Fear of offending someone perceived as higher up in the hierarchy is widespread in healthcare. Because of this fear, coworkers often hesitate to say something, even when they think a situation may present a risk. As a physician leader, you can foster speaking up by inviting it frequently and openly. Using statements like “I may miss things so if you see me do something that might impact patient safety, please tell me” opens the door. Repeated invitations are as important as the words used to create psychological safety.5

Being candid about your limitations and honestly inviting others to speak up sends a powerful signal about establishing a speaking up culture. However, it’s perhaps even more important to model listening up. Acknowledging someone’s courage to speak up and acting on the shared information appropriately shows that you are “walking the talk” and it enhances your credibility.

To best predict whether individuals will speak up, look at the response they received the last time they spoke up. If you want to encourage speaking up, congratulate those who do—especially when the concern raised is ultimately felt to be ill-founded. Doing this models the appropriate response and demonstrates your willingness to be vulnerable.

3. Use the platinum rule

The golden rule states, “Treat others as you would want to be treated.” When it comes to psychological safety, however, the platinum rule prevails: “Treat others as they would want to be treated.”

Healthcare providers want to contribute and make a difference. By encouraging frontline providers—those doing the work and intimately familiar with the issues—to share their ideas and propose solutions, you can operationalize and enhance your departmental vision, whatever it may be.

Leaders who are unable or unwilling to receive feedback from others and turn it into meaningful action often silence those below them in the hierarchy. However, using good listening skills, you can inoculate healthcare workers against self-censorship and prevent a reflexive tendency to endorse in favour of honest questioning.

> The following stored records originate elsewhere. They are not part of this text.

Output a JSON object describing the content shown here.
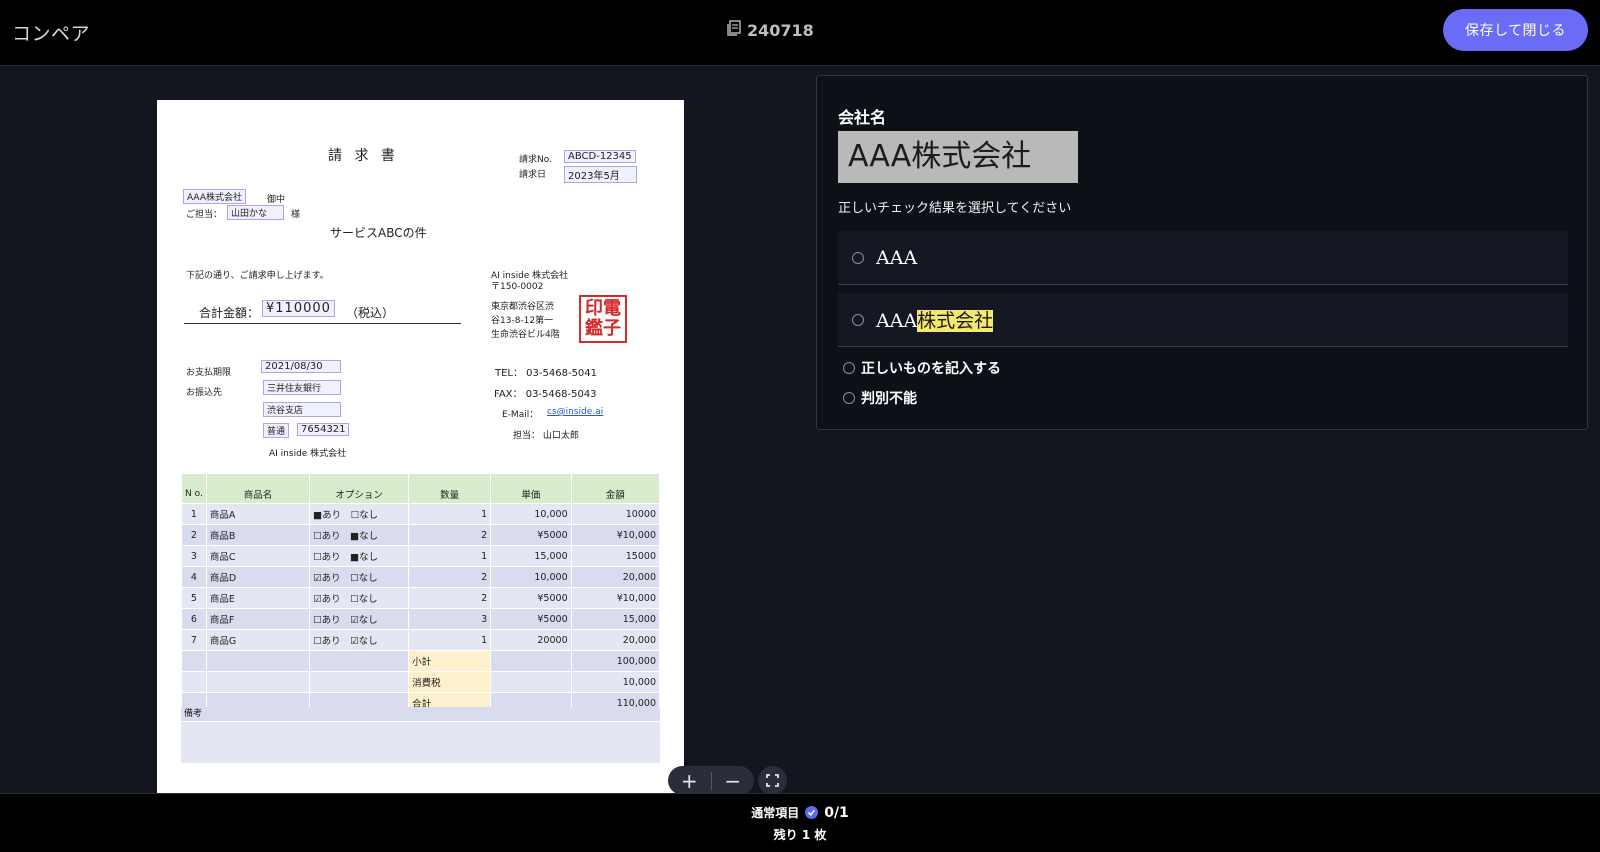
{
  "header": {
    "app_title": "コンペア",
    "doc_id": "240718",
    "doc_icon": "stack-document-icon",
    "save_label": "保存して閉じる"
  },
  "invoice": {
    "title": "請 求 書",
    "no_label": "請求No.",
    "no_value": "ABCD-12345",
    "date_label": "請求日",
    "date_value": "2023年5月",
    "company": "AAA株式会社",
    "honorific": "御中",
    "contact_label": "ご担当：",
    "contact_name": "山田かな",
    "contact_suffix": "様",
    "subject": "サービスABCの件",
    "greeting": "下記の通り、ご請求申し上げます。",
    "total_label": "合計金額：",
    "total_value": "¥110000",
    "tax_note": "（税込）",
    "issuer_name": "AI inside 株式会社",
    "issuer_zip": "〒150-0002",
    "issuer_addr1": "東京都渋谷区渋",
    "issuer_addr2": "谷13-8-12第一",
    "issuer_addr3": "生命渋谷ビル4階",
    "stamp_line1": "印電",
    "stamp_line2": "鑑子",
    "due_label": "お支払期限",
    "due_value": "2021/08/30",
    "bank_label": "お振込先",
    "bank_name": "三井住友銀行",
    "branch": "渋谷支店",
    "account_type": "普通",
    "account_no": "7654321",
    "account_holder": "AI inside 株式会社",
    "tel": "TEL： 03-5468-5041",
    "fax": "FAX： 03-5468-5043",
    "email_label": "E-Mail：",
    "email": "cs@inside.ai",
    "staff": "担当： 山口太郎",
    "table_headers": [
      "N o.",
      "商品名",
      "オプション",
      "数量",
      "単価",
      "金額"
    ],
    "rows": [
      [
        "1",
        "商品A",
        "■あり　☐なし",
        "1",
        "10,000",
        "10000"
      ],
      [
        "2",
        "商品B",
        "☐あり　■なし",
        "2",
        "¥5000",
        "¥10,000"
      ],
      [
        "3",
        "商品C",
        "☐あり　■なし",
        "1",
        "15,000",
        "15000"
      ],
      [
        "4",
        "商品D",
        "☑あり　☐なし",
        "2",
        "10,000",
        "20,000"
      ],
      [
        "5",
        "商品E",
        "☑あり　☐なし",
        "2",
        "¥5000",
        "¥10,000"
      ],
      [
        "6",
        "商品F",
        "☐あり　☑なし",
        "3",
        "¥5000",
        "15,000"
      ],
      [
        "7",
        "商品G",
        "☐あり　☑なし",
        "1",
        "20000",
        "20,000"
      ]
    ],
    "summary": [
      [
        "小計",
        "100,000"
      ],
      [
        "消費税",
        "10,000"
      ],
      [
        "合計",
        "110,000"
      ]
    ],
    "memo_label": "備考"
  },
  "zoom": {
    "zoom_in": "+",
    "zoom_out": "−"
  },
  "panel": {
    "field_label": "会社名",
    "crop_text": "AAA株式会社",
    "instruction": "正しいチェック結果を選択してください",
    "option1": "AAA",
    "option2_prefix": "AAA",
    "option2_highlight": "株式会社",
    "option3": "正しいものを記入する",
    "option4": "判別不能"
  },
  "footer": {
    "category": "通常項目",
    "progress": "0/1",
    "remaining": "残り 1 枚"
  },
  "colors": {
    "accent": "#6a6cf6",
    "highlight": "#f5e871"
  }
}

You can create psychologically safe environments by reserving your thoughts, asking others about their opinions and preferences, and taking part in discussions about the type of feedback people would like to receive. This approach explicitly communicates your respect for people and an openness to creating an environment where people are valued and bring their best effort to the work they do.

The bottom line

In a high-stakes environment like healthcare, tensions can be expected. As the physician leader, you can transform workplace tensions into teachable moments by fostering and supporting psychological safety. Leveraging such teachable moments promises to increase accountability, enhance system safety, and organize the workplace to truly support learning.


  1. Edmondson, AC. Psychological Safety and Learning Behavior in Work Teams. Admin Sci Q. 1999 Jun;44(2):350-83 doi:10.2307/2666999
  2. Frankel A, Haraden C, Federico F, et al. A Framework for Safe, Reliable and Effective Care. White paper. Institute for Healthcare Improvement and Safe & Reliable Healthcare;2017
  3. Canadian Medical Protective Association. CMPA;2018 Jun. Leadership Essentials, How Physician Leaders can nurture Teams that Provide Highly Reliable Healthcare [cited 2020 Apr 2]
  4. Canadian Medical Protective Association. CMPA;2018 Sep. Leadership Essentials, Creating a Culture of Accountability [cited 2020 Apr 2]
  5. Boivin D, Lefebvre G, Bellemare S. Natural Justice and Alternative Dispute Resolution: Their Importance in Managing Physician Performance. Can J Physician Leadersh. 2019;6(2):46-50
  6. Good Practices Guide. Canadian Medical Protective Association. Situational Awareness, What is going on around you? [cited on 2020 Apr 2]
  7. Edmondson, AC. Teaming: How Organizations Learn, Innovate, and Compete in the Knowledge Economy. Kindle Edition. Jossey-Bass;2012 Mar 16 [cited on 2020 Apr 2]

DISCLAIMER: The information contained in this learning material is for general educational purposes only and is not intended to provide specific professional medical or legal advice, nor to constitute a "standard of care" for Canadian healthcare professionals. The use of CMPA learning resources is subject to the foregoing as well as the CMPA's Terms of Use.